Le président de la République a finalement décidé d'accorder une grâce totale à Jacqueline Sauvage. Elle est sortie de prison ce mercredi en fin d'après-midi.

Le président de la République a finalement décidé d'accorder une grâce totale à Jacqueline Sauvage. Elle est sortie de prison ce mercredi en fin d'après-midi. - FRANCOIS GUILLOT / AFP

François Hollande a accordé mercredi une grâce totale à Jacqueline Sauvage. Une bonne chose pour Valérie Boyer, la députée LR proche de François Fillon qui déplore toutefois que cette décision ne soit pas intervenue avant Noël.

Jacqueline Sauvage, graciée par le président François Hollande, est sortie libre mercredi peu avant 18h30 de la prison de Réau (Seine-et-Marne). 

La députée Valérie Boyer, a déclaré sur BFMTV, être "très émue" par cette annonce du président. Pour autant, la porte-parole des LR a regretté le calendrier:

"C’est vrai que j’aurais aimé que, quelques jours plus tôt, elle puisse sortir pour Noël. Je ne sais pas si Noël a de l’importance pour François Hollande. Mais en tout cas c'est une bonne nouvelle."

"Commencer une nouvelle année libre"

Du côté de François Hollande, son entourage rappelle que la France est un pays laïc. Mais qu'avant tout, il était très important pour le président qu'elle puisse commencer une nouvelle année libre.

"Le président avait donné une grâce conditionnelle en janvier à Jacqueline Sauvage. La justice lui a refusé. Résultat elle a passé une année de plus en prison. Le président estimait qu’il ne fallait pas qu’elle commence une nouvelle année en prison. Il voulait qu'elle commence une nouvelle année libre", explique l'entourage du président à BFMTV.com

Quant au calendrier, son entourage précise qu'une demande de grâce totale a été déposée début décembre. La chancellerie a alors rendu une décision et des discussions avec le garde des Sceaux et le Premier ministre ont suivi. Toute cette procédure prend du temps, souligne son entourage. 

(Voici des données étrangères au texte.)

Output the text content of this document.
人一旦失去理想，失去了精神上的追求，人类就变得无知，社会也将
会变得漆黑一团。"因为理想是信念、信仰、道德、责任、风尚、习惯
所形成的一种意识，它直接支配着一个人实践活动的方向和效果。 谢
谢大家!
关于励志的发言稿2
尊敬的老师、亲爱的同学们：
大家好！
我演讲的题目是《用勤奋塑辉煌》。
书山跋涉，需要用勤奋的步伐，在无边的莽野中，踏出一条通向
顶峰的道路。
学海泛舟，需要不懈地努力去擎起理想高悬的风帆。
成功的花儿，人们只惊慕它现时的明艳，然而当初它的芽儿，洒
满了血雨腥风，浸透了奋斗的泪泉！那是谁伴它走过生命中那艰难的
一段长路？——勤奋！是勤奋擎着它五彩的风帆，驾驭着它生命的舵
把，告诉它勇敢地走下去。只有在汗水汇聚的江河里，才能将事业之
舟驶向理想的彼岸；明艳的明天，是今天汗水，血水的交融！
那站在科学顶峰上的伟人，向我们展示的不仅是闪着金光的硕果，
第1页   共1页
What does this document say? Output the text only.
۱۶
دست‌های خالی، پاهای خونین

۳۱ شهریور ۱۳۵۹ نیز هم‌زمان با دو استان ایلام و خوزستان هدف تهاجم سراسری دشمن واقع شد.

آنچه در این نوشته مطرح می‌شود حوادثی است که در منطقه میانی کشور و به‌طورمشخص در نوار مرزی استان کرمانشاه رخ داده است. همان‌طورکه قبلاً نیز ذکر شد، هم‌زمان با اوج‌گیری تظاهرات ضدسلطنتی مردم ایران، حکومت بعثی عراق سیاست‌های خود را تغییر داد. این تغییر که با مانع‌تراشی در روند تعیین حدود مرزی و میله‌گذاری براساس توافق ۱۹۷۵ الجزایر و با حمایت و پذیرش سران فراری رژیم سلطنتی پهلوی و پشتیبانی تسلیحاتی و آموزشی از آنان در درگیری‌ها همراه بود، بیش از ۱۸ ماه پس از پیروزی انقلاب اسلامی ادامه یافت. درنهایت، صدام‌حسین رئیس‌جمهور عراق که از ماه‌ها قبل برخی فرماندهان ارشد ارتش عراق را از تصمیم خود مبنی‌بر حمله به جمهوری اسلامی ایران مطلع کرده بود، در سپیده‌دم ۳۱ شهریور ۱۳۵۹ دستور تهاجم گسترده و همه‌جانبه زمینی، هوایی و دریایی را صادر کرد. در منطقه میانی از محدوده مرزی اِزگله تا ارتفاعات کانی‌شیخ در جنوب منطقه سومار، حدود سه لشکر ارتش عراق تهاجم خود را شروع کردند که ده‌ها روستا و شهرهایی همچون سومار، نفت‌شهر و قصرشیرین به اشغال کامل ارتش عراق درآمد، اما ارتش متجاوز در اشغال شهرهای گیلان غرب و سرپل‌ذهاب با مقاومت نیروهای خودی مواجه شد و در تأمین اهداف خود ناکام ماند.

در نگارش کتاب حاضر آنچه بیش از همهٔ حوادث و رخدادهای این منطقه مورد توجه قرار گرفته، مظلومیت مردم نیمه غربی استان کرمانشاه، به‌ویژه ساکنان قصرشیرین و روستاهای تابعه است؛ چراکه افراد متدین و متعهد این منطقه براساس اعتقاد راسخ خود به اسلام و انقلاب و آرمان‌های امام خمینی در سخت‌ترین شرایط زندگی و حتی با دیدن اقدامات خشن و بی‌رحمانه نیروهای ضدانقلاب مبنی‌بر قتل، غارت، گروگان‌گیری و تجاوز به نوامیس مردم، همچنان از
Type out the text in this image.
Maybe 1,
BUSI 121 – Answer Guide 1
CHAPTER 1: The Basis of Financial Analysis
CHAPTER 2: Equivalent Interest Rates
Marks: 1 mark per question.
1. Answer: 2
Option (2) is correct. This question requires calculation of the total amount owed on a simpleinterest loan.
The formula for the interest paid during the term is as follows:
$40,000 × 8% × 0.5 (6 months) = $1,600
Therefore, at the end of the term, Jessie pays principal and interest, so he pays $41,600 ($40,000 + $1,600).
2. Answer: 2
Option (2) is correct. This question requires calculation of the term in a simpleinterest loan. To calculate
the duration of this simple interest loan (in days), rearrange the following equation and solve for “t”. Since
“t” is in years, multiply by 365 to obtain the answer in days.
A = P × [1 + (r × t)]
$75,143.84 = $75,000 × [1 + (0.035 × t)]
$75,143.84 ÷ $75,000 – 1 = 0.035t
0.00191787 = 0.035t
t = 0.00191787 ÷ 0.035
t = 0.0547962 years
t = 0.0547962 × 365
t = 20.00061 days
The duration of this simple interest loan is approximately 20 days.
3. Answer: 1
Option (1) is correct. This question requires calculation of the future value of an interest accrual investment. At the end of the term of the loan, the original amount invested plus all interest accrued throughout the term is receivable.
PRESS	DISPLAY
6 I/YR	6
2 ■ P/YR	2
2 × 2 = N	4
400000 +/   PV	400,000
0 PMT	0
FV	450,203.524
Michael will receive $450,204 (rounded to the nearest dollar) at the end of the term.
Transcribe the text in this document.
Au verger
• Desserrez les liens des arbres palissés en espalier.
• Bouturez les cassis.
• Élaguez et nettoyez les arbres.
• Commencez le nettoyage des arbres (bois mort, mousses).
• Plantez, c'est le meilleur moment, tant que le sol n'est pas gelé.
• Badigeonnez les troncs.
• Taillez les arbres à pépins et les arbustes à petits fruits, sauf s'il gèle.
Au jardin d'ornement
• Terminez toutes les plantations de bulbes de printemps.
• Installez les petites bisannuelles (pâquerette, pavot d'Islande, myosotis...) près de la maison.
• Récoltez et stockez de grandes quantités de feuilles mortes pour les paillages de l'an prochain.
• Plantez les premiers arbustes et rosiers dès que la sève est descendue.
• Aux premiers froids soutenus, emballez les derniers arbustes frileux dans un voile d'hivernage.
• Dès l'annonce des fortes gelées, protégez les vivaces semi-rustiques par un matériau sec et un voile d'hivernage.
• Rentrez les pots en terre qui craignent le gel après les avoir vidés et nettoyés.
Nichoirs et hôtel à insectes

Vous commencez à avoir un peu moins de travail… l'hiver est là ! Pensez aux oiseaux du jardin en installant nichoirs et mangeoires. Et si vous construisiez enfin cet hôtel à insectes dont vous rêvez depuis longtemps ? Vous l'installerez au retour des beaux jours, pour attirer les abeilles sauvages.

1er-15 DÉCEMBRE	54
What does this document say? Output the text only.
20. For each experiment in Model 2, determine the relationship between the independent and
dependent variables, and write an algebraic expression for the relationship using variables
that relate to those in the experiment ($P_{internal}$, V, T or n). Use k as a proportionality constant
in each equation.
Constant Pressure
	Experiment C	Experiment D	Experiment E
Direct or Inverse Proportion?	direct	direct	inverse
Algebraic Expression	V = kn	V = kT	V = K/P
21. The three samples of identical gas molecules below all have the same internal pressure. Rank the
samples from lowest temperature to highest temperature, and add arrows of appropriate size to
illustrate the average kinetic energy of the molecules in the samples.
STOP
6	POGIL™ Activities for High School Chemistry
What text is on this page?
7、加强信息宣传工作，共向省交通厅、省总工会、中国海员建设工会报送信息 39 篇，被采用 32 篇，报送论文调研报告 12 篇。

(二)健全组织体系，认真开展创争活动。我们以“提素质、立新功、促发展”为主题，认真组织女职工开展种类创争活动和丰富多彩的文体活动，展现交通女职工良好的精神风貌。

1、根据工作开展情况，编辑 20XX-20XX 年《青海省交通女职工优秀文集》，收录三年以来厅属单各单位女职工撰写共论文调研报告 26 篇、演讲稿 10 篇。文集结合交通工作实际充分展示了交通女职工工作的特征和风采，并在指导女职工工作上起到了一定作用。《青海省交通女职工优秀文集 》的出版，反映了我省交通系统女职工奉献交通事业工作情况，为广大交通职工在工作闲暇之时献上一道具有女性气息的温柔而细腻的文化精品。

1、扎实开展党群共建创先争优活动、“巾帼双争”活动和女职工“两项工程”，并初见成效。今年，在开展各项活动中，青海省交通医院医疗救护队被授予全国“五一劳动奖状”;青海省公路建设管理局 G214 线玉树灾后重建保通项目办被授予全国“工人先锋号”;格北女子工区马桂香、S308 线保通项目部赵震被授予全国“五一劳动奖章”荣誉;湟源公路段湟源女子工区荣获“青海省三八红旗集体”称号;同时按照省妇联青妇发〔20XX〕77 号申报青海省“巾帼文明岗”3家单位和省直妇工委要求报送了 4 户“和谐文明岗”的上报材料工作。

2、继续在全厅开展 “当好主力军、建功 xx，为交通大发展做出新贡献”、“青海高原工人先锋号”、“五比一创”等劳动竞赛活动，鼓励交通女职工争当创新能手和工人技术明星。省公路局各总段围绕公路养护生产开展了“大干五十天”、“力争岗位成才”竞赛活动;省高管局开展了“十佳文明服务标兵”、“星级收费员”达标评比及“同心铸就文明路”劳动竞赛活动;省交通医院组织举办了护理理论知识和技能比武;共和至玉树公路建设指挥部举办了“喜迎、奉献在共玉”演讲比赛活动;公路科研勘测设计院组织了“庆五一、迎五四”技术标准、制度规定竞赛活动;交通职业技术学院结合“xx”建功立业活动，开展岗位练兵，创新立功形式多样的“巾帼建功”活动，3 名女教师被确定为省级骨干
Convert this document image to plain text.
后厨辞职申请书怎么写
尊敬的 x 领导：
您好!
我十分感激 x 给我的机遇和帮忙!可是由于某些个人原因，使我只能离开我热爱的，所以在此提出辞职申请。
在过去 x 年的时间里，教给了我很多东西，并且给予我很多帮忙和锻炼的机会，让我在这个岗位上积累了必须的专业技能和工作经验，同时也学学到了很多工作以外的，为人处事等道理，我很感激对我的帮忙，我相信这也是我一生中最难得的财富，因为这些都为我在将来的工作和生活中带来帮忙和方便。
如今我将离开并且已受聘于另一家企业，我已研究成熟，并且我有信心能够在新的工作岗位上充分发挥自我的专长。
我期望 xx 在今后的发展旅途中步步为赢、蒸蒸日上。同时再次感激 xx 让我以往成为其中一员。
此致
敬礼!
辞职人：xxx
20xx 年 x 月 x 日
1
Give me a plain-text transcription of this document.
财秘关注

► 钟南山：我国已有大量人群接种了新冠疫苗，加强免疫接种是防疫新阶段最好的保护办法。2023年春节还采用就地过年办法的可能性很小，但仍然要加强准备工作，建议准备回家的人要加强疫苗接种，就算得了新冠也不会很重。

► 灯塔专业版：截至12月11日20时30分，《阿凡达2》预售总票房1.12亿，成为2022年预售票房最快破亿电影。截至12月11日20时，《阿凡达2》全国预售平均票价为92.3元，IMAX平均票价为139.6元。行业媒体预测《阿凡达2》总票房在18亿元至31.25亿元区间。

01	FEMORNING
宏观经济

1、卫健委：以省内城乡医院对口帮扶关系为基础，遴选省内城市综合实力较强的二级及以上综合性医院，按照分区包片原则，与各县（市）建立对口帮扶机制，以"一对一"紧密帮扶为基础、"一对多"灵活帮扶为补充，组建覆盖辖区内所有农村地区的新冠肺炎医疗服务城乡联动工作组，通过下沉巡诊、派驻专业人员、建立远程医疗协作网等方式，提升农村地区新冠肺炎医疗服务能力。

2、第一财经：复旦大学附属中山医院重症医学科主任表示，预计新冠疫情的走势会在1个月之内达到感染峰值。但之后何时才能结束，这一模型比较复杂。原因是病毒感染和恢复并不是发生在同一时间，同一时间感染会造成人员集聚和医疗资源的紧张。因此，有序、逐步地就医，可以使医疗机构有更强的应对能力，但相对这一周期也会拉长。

Jacqueline Sauvage, 69 ans, avait été condamnée par deux cours d'assises, majoritairement composées de jurés populaires, en première instance puis en appel, à dix ans de prison pour avoir tué son mari violent de trois coups de fusil dans le dos. 

Ses trois filles avaient témoigné à charge contre leur père, expliquant avoir été violées et battues, comme l'avait été leur mère, et cela pendant des années.